Labour's shadow health minister Alex Norris welcomed the delay but argued that the "current plans to take data from GPs, assemble it in one place and sell it to unknown commercial interests for purposes unknown has no legitimacy."
He criticised the government for a lack of "public engagement" and said the plans had been "snuck out under the cover of darkness".
NHS Digital said that the data would only be accessible to organisations "which will legitimately use the data for healthcare planning and research purposes, and they will only get the specific data that is required".

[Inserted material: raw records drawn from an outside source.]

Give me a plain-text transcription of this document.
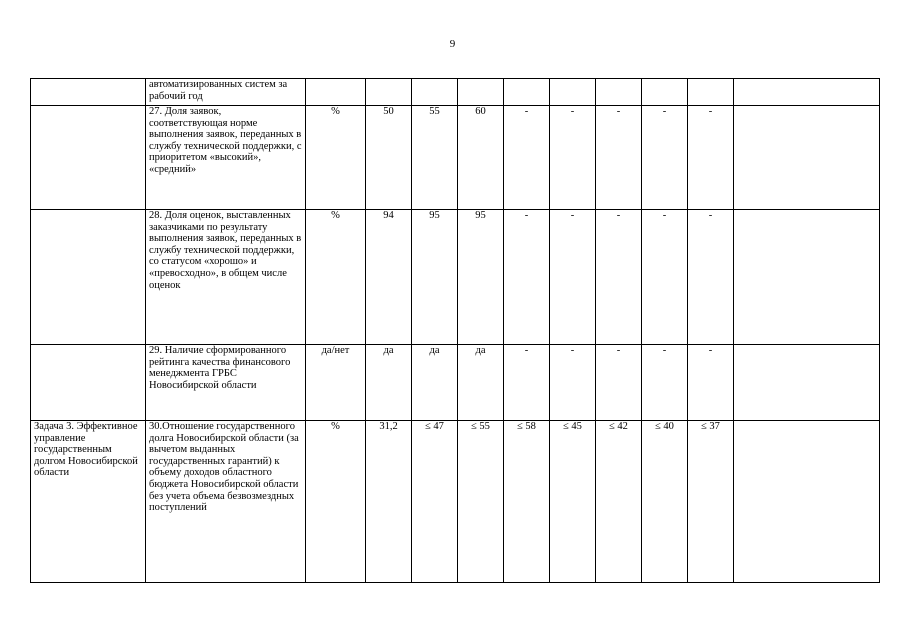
9
	автоматизированных систем за рабочий год											
	27. Доля заявок, соответствующая норме выполнения заявок, переданных в службу технической поддержки, с приоритетом «высокий», «средний»	%	50	55	60	-	-	-	-	-		
	28. Доля оценок, выставленных заказчиками по результату выполнения заявок, переданных в службу технической поддержки, со статусом «хорошо» и «превосходно», в общем числе оценок	%	94	95	95	-	-	-	-	-		
	29. Наличие сформированного рейтинга качества финансового менеджмента ГРБС Новосибирской области	да/нет	да	да	да	-	-	-	-	-		
Задача 3. Эффективное управление государственным долгом Новосибирской области	30.Отношение государственного долга Новосибирской области (за вычетом выданных государственных гарантий) к объему доходов областного бюджета Новосибирской области без учета объема безвозмездных поступлений	%	31,2	≤ 47	≤ 55	≤ 58	≤ 45	≤ 42	≤ 40	≤ 37		
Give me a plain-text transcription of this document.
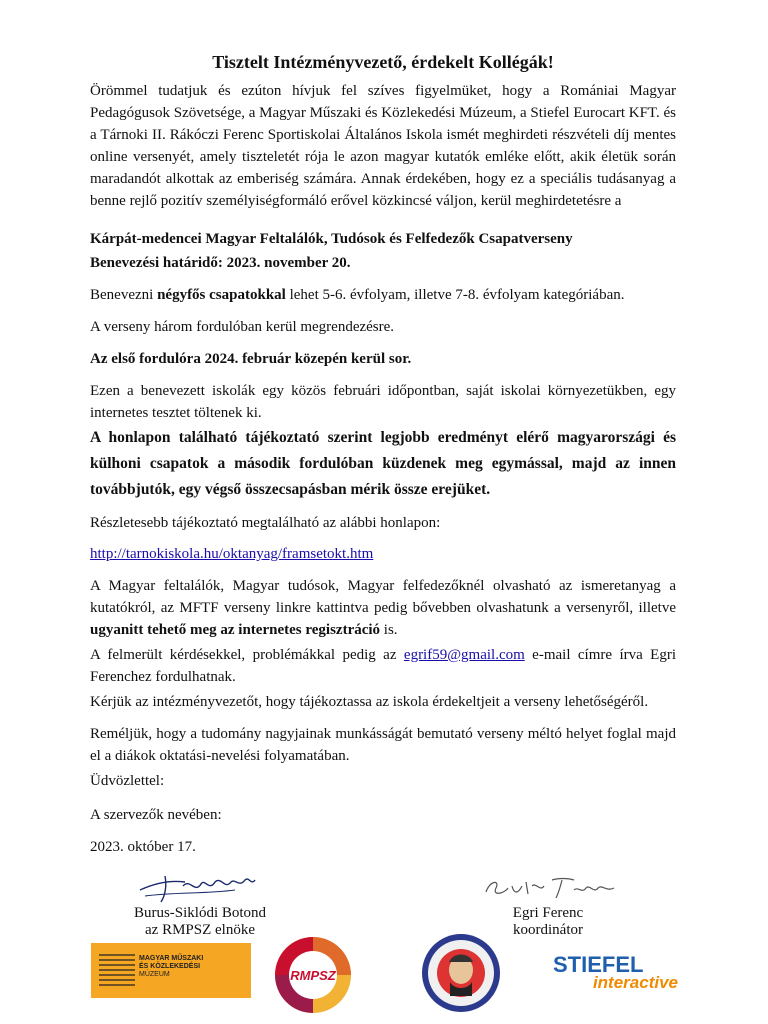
Tisztelt Intézményvezető, érdekelt Kollégák!

Örömmel tudatjuk és ezúton hívjuk fel szíves figyelmüket, hogy a Romániai Magyar Pedagógusok Szövetsége, a Magyar Műszaki és Közlekedési Múzeum, a Stiefel Eurocart KFT. és a Tárnoki II. Rákóczi Ferenc Sportiskolai Általános Iskola ismét meghirdeti részvételi díj mentes online versenyét, amely tiszteletét rója le azon magyar kutatók emléke előtt, akik életük során maradandót alkottak az emberiség számára. Annak érdekében, hogy ez a speciális tudásanyag a benne rejlő pozitív személyiségformáló erővel közkincsé váljon, kerül meghirdetetésre a

Kárpát-medencei Magyar Feltalálók, Tudósok és Felfedezők Csapatverseny

Benevezési határidő: 2023. november 20.

Benevezni négyfős csapatokkal lehet 5-6. évfolyam, illetve 7-8. évfolyam kategóriában.

A verseny három fordulóban kerül megrendezésre.

Az első fordulóra 2024. február közepén kerül sor.

Ezen a benevezett iskolák egy közös februári időpontban, saját iskolai környezetükben, egy internetes tesztet töltenek ki.

A honlapon található tájékoztató szerint legjobb eredményt elérő magyarországi és külhoni csapatok a második fordulóban küzdenek meg egymással, majd az innen továbbjutók, egy végső összecsapásban mérik össze erejüket.

Részletesebb tájékoztató megtalálható az alábbi honlapon:

http://tarnokiskola.hu/oktanyag/framsetokt.htm

A Magyar feltalálók, Magyar tudósok, Magyar felfedezőknél olvasható az ismeretanyag a kutatókról, az MFTF verseny linkre kattintva pedig bővebben olvashatunk a versenyről, illetve ugyanitt tehető meg az internetes regisztráció is.

A felmerült kérdésekkel, problémákkal pedig az egrif59@gmail.com e-mail címre írva Egri Ferenchez fordulhatnak.

Kérjük az intézményvezetőt, hogy tájékoztassa az iskola érdekeltjeit a verseny lehetőségéről.

Reméljük, hogy a tudomány nagyjainak munkásságát bemutató verseny méltó helyet foglal majd el a diákok oktatási-nevelési folyamatában.

Üdvözlettel:

A szervezők nevében:

2023. október 17.

Burus-Siklódi Botond
az RMPSZ elnöke
Egri Ferenc
koordinátor
MAGYAR MŰSZAKI
ÉS KÖZLEKEDÉSI
MÚZEUM	RMPSZ	STIEFEL
interactive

It added that the information would never be used for insurance or marketing purposes, promoting or selling products or services, market research and advertising and any requests for data would be "scrutinised by NHS Digital against stringent criteria".
Under the proposed system - the General Practice Data for Planning and Research - information from surgeries in England will be added to an NHS Digital database.
The includes data from records created up to 10 years ago.
The collected data includes sex, ethnicity, sexual orientation, diagnoses, medications and information about a patients' physical, mental and sexual health.
It does not cover names and addresses - except for a postcode which is replaced by a unique code generated by de-identification software.
Simon Bolton, head of NHS Digital, said all collected data would be protected or pseudonymised before it leaves the GP "to ensure patients cannot be directly identified".
He also said patients would be able to opt out of sharing their data.
Patients can prevent their new data being shared at anytime,, external but would need to opt out before 1 September to stop past data being transferred to the new system.
During the pandemic, patient data was used to assess how effective certain treatments were and to identify which groups were most at risk from Covid.
GP data has also been used to identify disparities in care for individuals with learning disabilities and to improve services for diabetics.
'Trust'
Earlier this week, the British Medical Association and Royal College of General Practitioners expressed their concerns "about the lack of communication with the public".
In a joint letter,, external they urged NHS Digital to "take immediate action to run a public information campaign".
Welcoming the delay, Professor Martin Marshall, chair of the Royal College of GPs, said "appropriate use" of data was important for improving healthcare but added that any system should be "built around trust".
He said the NHS should communicate with "every patient… clearly articulating the benefits and risks of data sharing so that patients can make a genuinely informed decision about whether they are happy for their data to be shared - and if they are not, how they can opt out".
Analysis by Chris Vallance, BBC Technology reporter
It was evident last week that NHS Digital wanted a delay to a programme that proposes to transfer information from the records of every GP patient in England to a central NHS database.
Doctors representatives were clear: patients needed more time to learn about the programme to extract data and the job of informing them couldn't be left to GPs busy with the pandemic and its aftermath.
Now the government have conceded that a delay is necessary after maintaining as late as Friday that none was needed.
It's news that will be greeted with a strong sense of déjà vu with those who remember the cancelled Care.data programme, a previous effort to collect centrally GP record data.
It foundered in part because of a lack of awareness among patients, in spite of a national information campaign.
Today the Information Commissioners Office told me "the success of any project will rely on people trusting and having confidence in how their personal data will be used".
The NHS will need to use the time this delay affords to rebuild just that: trust.
Speaking to the BBC's Politics Live programme, Caroline Cake, chief executive of Health Data Research UK, said using data during the pandemic had helped find new Covid treatments and provide information on the impact of vaccines.
She said it was essential that all groups of society are "represented" within the new system.